There was something else you wanted to know about the death of science?

Spread the love

From Columbia University mathematician Peter Woit at Not Even Wrong:

The organizing committee for the Munich conference was chaired by Richard Dawid, a string theorist turned philosopher who has written a 2013 book, String Theory and the Scientific Method. For a fuller discussion of that book, see the linked blog post. To oversimplify, it makes the case that the proper way to react to string theory unification’s failure according to the conventional understanding of the scientific method is to change our understanding of the scientific method. Much of the Munich conference was devoted to discussing that as an issue in philosophy of science.
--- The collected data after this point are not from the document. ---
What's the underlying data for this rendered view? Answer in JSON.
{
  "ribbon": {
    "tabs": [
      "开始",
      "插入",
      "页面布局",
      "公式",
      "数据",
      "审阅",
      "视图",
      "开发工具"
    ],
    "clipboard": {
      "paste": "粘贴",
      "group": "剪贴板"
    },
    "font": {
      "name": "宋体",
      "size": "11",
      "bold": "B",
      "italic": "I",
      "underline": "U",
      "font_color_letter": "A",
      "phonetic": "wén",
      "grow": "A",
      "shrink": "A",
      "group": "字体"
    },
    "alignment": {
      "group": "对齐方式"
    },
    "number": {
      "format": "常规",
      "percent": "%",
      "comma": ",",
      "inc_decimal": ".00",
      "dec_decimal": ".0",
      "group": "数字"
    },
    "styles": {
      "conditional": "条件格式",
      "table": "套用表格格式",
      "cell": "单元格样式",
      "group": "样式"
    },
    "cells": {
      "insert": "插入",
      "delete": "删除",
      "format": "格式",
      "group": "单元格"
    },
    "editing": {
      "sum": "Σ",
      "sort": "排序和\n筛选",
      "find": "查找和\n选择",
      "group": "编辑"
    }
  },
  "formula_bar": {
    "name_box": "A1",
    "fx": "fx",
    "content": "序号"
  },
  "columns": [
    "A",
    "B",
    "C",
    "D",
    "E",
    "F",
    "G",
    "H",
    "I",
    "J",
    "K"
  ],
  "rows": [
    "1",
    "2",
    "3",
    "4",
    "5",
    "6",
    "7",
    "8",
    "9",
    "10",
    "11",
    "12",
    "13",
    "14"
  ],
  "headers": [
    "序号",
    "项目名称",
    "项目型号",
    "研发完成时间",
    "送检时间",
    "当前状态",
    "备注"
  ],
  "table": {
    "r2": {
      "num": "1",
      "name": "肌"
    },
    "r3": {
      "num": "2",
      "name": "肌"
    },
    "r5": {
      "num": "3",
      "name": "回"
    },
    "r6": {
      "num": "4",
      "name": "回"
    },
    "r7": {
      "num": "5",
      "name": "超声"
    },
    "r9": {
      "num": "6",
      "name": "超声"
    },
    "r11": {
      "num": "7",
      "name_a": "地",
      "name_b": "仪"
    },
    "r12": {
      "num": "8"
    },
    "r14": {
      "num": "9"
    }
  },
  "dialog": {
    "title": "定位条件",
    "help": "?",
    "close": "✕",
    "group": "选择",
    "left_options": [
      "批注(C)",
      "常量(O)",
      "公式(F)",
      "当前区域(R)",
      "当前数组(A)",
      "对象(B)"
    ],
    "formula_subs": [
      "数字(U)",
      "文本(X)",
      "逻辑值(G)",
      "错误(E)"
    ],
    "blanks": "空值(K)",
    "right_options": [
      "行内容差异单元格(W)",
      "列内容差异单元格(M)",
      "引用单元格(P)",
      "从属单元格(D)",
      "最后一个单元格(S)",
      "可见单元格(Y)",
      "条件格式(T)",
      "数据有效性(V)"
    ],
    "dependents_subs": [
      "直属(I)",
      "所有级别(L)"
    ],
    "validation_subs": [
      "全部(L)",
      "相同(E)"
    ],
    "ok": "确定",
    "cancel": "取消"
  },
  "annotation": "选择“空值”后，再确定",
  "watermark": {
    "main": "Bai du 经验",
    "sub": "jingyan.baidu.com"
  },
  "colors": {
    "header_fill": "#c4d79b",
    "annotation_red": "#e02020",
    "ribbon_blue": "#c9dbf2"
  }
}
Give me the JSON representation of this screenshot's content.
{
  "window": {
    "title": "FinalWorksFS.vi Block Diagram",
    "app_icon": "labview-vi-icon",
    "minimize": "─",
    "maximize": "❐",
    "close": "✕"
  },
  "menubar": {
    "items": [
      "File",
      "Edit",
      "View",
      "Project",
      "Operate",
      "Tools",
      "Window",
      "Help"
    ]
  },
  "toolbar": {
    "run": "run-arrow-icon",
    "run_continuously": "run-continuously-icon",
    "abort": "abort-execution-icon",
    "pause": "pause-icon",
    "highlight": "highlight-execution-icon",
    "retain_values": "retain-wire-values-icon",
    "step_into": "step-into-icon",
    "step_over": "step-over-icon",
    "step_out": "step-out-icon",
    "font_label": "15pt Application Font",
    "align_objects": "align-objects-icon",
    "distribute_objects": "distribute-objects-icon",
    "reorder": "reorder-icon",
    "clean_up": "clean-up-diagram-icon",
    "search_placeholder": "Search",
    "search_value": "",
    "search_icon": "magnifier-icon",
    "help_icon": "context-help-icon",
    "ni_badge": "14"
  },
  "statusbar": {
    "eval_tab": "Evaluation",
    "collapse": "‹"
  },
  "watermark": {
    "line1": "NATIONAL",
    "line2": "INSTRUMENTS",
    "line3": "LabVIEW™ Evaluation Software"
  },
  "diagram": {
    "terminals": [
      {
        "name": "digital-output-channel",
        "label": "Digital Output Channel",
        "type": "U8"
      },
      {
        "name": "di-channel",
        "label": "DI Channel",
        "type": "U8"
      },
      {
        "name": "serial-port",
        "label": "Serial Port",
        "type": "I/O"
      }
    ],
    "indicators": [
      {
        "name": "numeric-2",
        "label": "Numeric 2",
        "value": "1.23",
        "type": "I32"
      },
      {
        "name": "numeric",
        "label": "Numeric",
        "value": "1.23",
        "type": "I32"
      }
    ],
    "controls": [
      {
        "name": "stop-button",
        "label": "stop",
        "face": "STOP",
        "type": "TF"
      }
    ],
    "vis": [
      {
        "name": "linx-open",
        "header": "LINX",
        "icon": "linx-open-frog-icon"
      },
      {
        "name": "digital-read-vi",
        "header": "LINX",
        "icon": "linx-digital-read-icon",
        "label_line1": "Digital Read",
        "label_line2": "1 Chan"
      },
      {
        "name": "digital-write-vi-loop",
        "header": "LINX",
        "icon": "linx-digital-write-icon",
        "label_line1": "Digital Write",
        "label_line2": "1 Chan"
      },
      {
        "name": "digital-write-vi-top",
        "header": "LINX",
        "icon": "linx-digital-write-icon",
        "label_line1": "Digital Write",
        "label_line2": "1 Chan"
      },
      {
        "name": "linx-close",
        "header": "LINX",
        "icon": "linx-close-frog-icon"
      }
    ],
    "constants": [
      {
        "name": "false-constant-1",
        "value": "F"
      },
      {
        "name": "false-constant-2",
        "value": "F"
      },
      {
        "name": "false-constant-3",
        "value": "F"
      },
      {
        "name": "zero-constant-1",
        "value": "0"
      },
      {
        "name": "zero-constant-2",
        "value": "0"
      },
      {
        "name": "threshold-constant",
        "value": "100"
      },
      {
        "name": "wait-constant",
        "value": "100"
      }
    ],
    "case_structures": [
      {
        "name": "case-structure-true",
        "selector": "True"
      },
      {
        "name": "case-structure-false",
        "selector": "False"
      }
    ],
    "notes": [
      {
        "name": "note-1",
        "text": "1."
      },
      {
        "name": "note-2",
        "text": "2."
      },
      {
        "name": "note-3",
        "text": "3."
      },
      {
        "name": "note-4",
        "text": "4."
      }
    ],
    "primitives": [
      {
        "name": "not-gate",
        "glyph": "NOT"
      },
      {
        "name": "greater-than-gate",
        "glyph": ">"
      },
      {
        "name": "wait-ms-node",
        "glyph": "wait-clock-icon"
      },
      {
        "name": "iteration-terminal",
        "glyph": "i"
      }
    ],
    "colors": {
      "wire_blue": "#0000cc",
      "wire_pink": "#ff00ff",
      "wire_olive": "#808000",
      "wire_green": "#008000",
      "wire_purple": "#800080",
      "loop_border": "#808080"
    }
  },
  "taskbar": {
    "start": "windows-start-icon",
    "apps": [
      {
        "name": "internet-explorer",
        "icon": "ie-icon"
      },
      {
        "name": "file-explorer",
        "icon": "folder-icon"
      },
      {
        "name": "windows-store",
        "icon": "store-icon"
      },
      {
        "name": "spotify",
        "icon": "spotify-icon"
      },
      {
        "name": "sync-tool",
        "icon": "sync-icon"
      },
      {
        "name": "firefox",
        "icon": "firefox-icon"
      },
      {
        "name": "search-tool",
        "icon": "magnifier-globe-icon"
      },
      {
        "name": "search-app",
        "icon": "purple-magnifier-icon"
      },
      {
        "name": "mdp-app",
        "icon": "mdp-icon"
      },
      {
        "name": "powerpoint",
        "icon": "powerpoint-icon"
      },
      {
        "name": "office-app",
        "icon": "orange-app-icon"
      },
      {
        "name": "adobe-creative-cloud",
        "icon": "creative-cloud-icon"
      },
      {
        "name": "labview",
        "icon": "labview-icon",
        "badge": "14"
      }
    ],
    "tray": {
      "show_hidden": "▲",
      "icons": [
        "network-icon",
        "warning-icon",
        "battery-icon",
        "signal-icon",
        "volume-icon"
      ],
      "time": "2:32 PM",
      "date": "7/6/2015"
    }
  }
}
Silverstein begins her article explaining how physics at a very high energy scale can in principle have observable effects. This of course is true, but the problem with string theory is that, in its landscape version, it has a hugely complicated and poorly understood high energy scale behavior, seemingly capable of producing a very wide range of possible observable effects, none of which have been seen. More.

Match this up with gender theory, go full riot, and we have a discipline that is finished, except as a political hoo-haw.

See also: What becomes of science when the evidence does not matter?

and

Multiverse cosmology at your fingertips

4 Replies to “There was something else you wanted to know about the death of science?

  1. 1
    Seversky says:

    I simply don’t understand News and Woit’s deep-seated loathing of string theory. In fact, I don’t understand string theory at all and I doubt if News understands it any better than I do. So neither of us a qualified to decide whether the theory is good or bad and certainly not whether an entire discipline is finished. But so what? What if it is wrong? Isn’t it possible that understanding why a theory is inadequate might point you in the direction of something better? Either way science progresses.

  2. 2
    jimmontg says:

    I at one time thought string theory was the best solution and explanation of Quantum effects. Quantum Mechanics and lack of evidence has persuaded me different. To say that there are a multiplicity of Universes to shore up one’s materialistic view is ideology at the forefront, not science. I am tired of “Science” being touted as the be all and end all of human endeavor, it is ridiculous. It has less credibility than my assertion that Christ rose from the dead and saved all who would come to Him. There is a considerable amount of “circumstantial” evidence to back up that assertion. Just look at the Lord Jesus’ record of fulfilling OT prophecies. There is so much more to add, but not here.

    How much circumstantial evidence is there for an unknowable bunch of Universes? I ran into a friend and asked him, “Where is there any evidence not based on “Materialism” that prove there actually are multi-Universe’? He went home and came back with answers that could be interpreted many ways, but none verified and ALL speculation.

    Beware my friends of ideology disguised as “Science” when it is SWAG. Scientific Wild Assed Guess. If we cannot observe it we can make no affirmative claims about it one way or the other. The power of Christian prayer has been documented, yet buried. Something to be considered.
    http://www.conservapedia.com/Prayer
    From Wikipedia.

    Oh, do not forget Dr. Habermas’s videos on NDEs. He only uses veridical anecdotes and data. Pay attention though when he talks about “Hellish experiences” He has no “this world data” about such claims, but that doesn’t make it untrue. There are a multiplicity of hospice workers talking about both dieing experiences. There is something” beyond this life. Pascal’s Wager would be a good place to start. Look it up in his Pensees.

  3. 3
    polistra says:

    @seversky: “Isn’t it possible that understanding why a theory is inadequate might point you in the direction of something better?”

    It’s possible in theory, but it never happens. The theory that errors lead to better understanding has been decisively disproved. Errors lead to better funding for the errors.

  4. 4
    Seversky says:

    polistra@ 3

    It’s possible in theory, but it never happens. The theory that errors lead to better understanding has been decisively disproved.

    Really? It is my understanding that it was recognition of the errors in Newtonian mechanics that drove the search for a more capable replacement which culminated in relativity theory.